После турнира в Кембридж-Спрингсе 1904 года чемпион мира Ласкер, который шесть лет не защищал свой титул, четыре из которых вообще не садился за шахматную доску, остался жить в США, где издавал свой «Lasker Chess Magazine» и занимался преподавательской (как-никак был целым профессором математики!) и просветительской деятельностью. В какой-то момент он вообще задумался о том, чтобы отойти от практики, и по примеру Стейница отказаться от короны, с головой погрузиться в семейную жизнь и любимую математику, но финансовые трудности заставили его вернуться с небес на землю. В шахматы вернулся суровый прагматик, которому надо было думать о хлебе насущном. Эмануил вернулся с женой в Германию, – и начал активно «капитализировать» свой титул.

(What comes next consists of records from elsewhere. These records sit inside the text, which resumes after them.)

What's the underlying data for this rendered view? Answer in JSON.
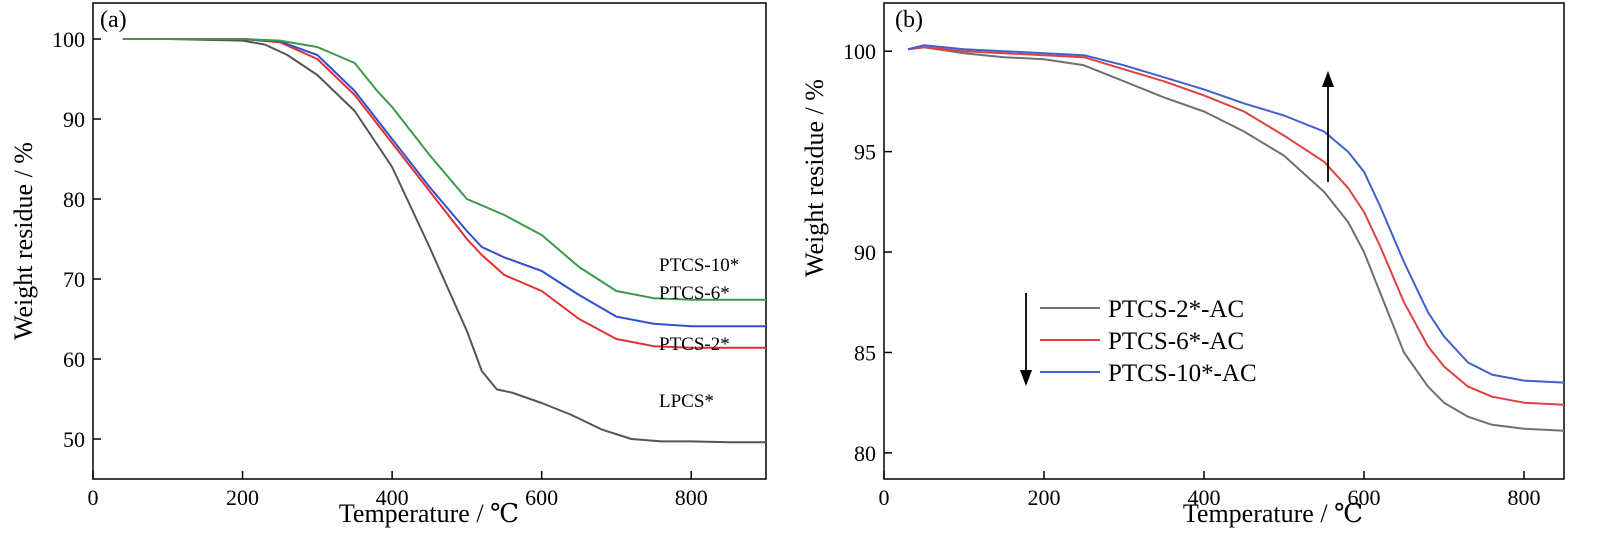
{
  "chart_data": [
    {
      "panel_label": "(a)",
      "type": "line",
      "xlabel": "Temperature / ℃",
      "ylabel": "Weight residue / %",
      "xlim": [
        0,
        900
      ],
      "ylim": [
        45,
        104.5
      ],
      "xticks": [
        0,
        200,
        400,
        600,
        800
      ],
      "yticks": [
        50,
        60,
        70,
        80,
        90,
        100
      ],
      "legend": "inline labels at curve ends",
      "series": [
        {
          "name": "LPCS*",
          "color": "#555555",
          "x": [
            40,
            100,
            200,
            230,
            260,
            300,
            350,
            400,
            450,
            500,
            520,
            540,
            560,
            600,
            640,
            680,
            720,
            760,
            800,
            850,
            900
          ],
          "y": [
            100,
            100,
            99.8,
            99.3,
            98,
            95.5,
            91,
            84,
            74,
            63.5,
            58.5,
            56.2,
            55.8,
            54.5,
            53,
            51.2,
            50,
            49.7,
            49.7,
            49.6,
            49.6
          ]
        },
        {
          "name": "PTCS-2*",
          "color": "#e03030",
          "x": [
            40,
            100,
            200,
            250,
            300,
            350,
            400,
            450,
            500,
            520,
            550,
            600,
            650,
            700,
            750,
            800,
            850,
            900
          ],
          "y": [
            100,
            100,
            100,
            99.6,
            97.5,
            93,
            87,
            81,
            75,
            73,
            70.5,
            68.5,
            65,
            62.5,
            61.6,
            61.4,
            61.4,
            61.4
          ]
        },
        {
          "name": "PTCS-6*",
          "color": "#3050d0",
          "x": [
            40,
            100,
            200,
            250,
            300,
            350,
            400,
            450,
            500,
            520,
            550,
            600,
            650,
            700,
            750,
            800,
            850,
            900
          ],
          "y": [
            100,
            100,
            100,
            99.7,
            98,
            93.5,
            87.5,
            81.5,
            76,
            74,
            72.7,
            71,
            68,
            65.3,
            64.4,
            64.1,
            64.1,
            64.1
          ]
        },
        {
          "name": "PTCS-10*",
          "color": "#3a9a4a",
          "x": [
            40,
            100,
            200,
            250,
            300,
            350,
            380,
            400,
            450,
            500,
            550,
            600,
            650,
            700,
            750,
            800,
            850,
            900
          ],
          "y": [
            100,
            100,
            100,
            99.8,
            99,
            97,
            93.5,
            91.5,
            85.5,
            80,
            78,
            75.5,
            71.5,
            68.5,
            67.6,
            67.4,
            67.4,
            67.4
          ]
        }
      ]
    },
    {
      "panel_label": "(b)",
      "type": "line",
      "xlabel": "Temperature / ℃",
      "ylabel": "Weight residue / %",
      "xlim": [
        0,
        850
      ],
      "ylim": [
        78.7,
        102.4
      ],
      "xticks": [
        0,
        200,
        400,
        600,
        800
      ],
      "yticks": [
        80,
        85,
        90,
        95,
        100
      ],
      "legend": "lower-left",
      "series": [
        {
          "name": "PTCS-2*-AC",
          "color": "#707070",
          "x": [
            30,
            50,
            100,
            150,
            200,
            250,
            300,
            350,
            400,
            450,
            500,
            550,
            580,
            600,
            620,
            650,
            680,
            700,
            730,
            760,
            800,
            850
          ],
          "y": [
            100.1,
            100.2,
            99.9,
            99.7,
            99.6,
            99.3,
            98.5,
            97.7,
            97,
            96,
            94.8,
            93,
            91.5,
            90,
            88,
            85,
            83.3,
            82.5,
            81.8,
            81.4,
            81.2,
            81.1
          ]
        },
        {
          "name": "PTCS-6*-AC",
          "color": "#e04040",
          "x": [
            30,
            50,
            100,
            150,
            200,
            250,
            300,
            350,
            400,
            450,
            500,
            550,
            580,
            600,
            620,
            650,
            680,
            700,
            730,
            760,
            800,
            850
          ],
          "y": [
            100.1,
            100.2,
            100,
            99.9,
            99.8,
            99.7,
            99.1,
            98.5,
            97.8,
            97,
            95.8,
            94.5,
            93.2,
            92,
            90.3,
            87.5,
            85.3,
            84.3,
            83.3,
            82.8,
            82.5,
            82.4
          ]
        },
        {
          "name": "PTCS-10*-AC",
          "color": "#4060d0",
          "x": [
            30,
            50,
            100,
            150,
            200,
            250,
            300,
            350,
            400,
            450,
            500,
            550,
            580,
            600,
            620,
            650,
            680,
            700,
            730,
            760,
            800,
            850
          ],
          "y": [
            100.1,
            100.3,
            100.1,
            100,
            99.9,
            99.8,
            99.3,
            98.7,
            98.1,
            97.4,
            96.8,
            96,
            95,
            94,
            92.3,
            89.5,
            87,
            85.8,
            84.5,
            83.9,
            83.6,
            83.5
          ]
        }
      ]
    }
  ]
}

Ласкер с головой окунулся в бурную шахматную жизнь Европы – выступал с бесчисленными лекциями и сеансами, он был готов принять любой вызов, только если за это были готовы хорошенько заплатить. При этом он держал нос по ветру, и никогда не шел на риск, если чувствовал, что вызов ему бросил по-настоящему сильный соперник. Так, он целый год «готовил» матч с Мароци, пока тот не потерял к нему всяческий интерес и мучил неопределенностью горячего Маршалла, который бросил ему вызов сразу после своей победы в 1904-м. А потом он повернул точно такой же трюк с Рубинштейном, который доказал, что достоин встречи с чемпионом мира, но… так и не удостоился ее. Зато Ласкер был крайне расположен ко встречам с более слабыми или уже выходившими в тираж соперниками. Он был готов хоть каждый лень играть матчи с Яновским, если за того платили его друзья-меценаты. Или с Таррашем, как только понял, что 47-летний «учитель Германии» не представляет для него сколько-нибудь серьезной угрозы.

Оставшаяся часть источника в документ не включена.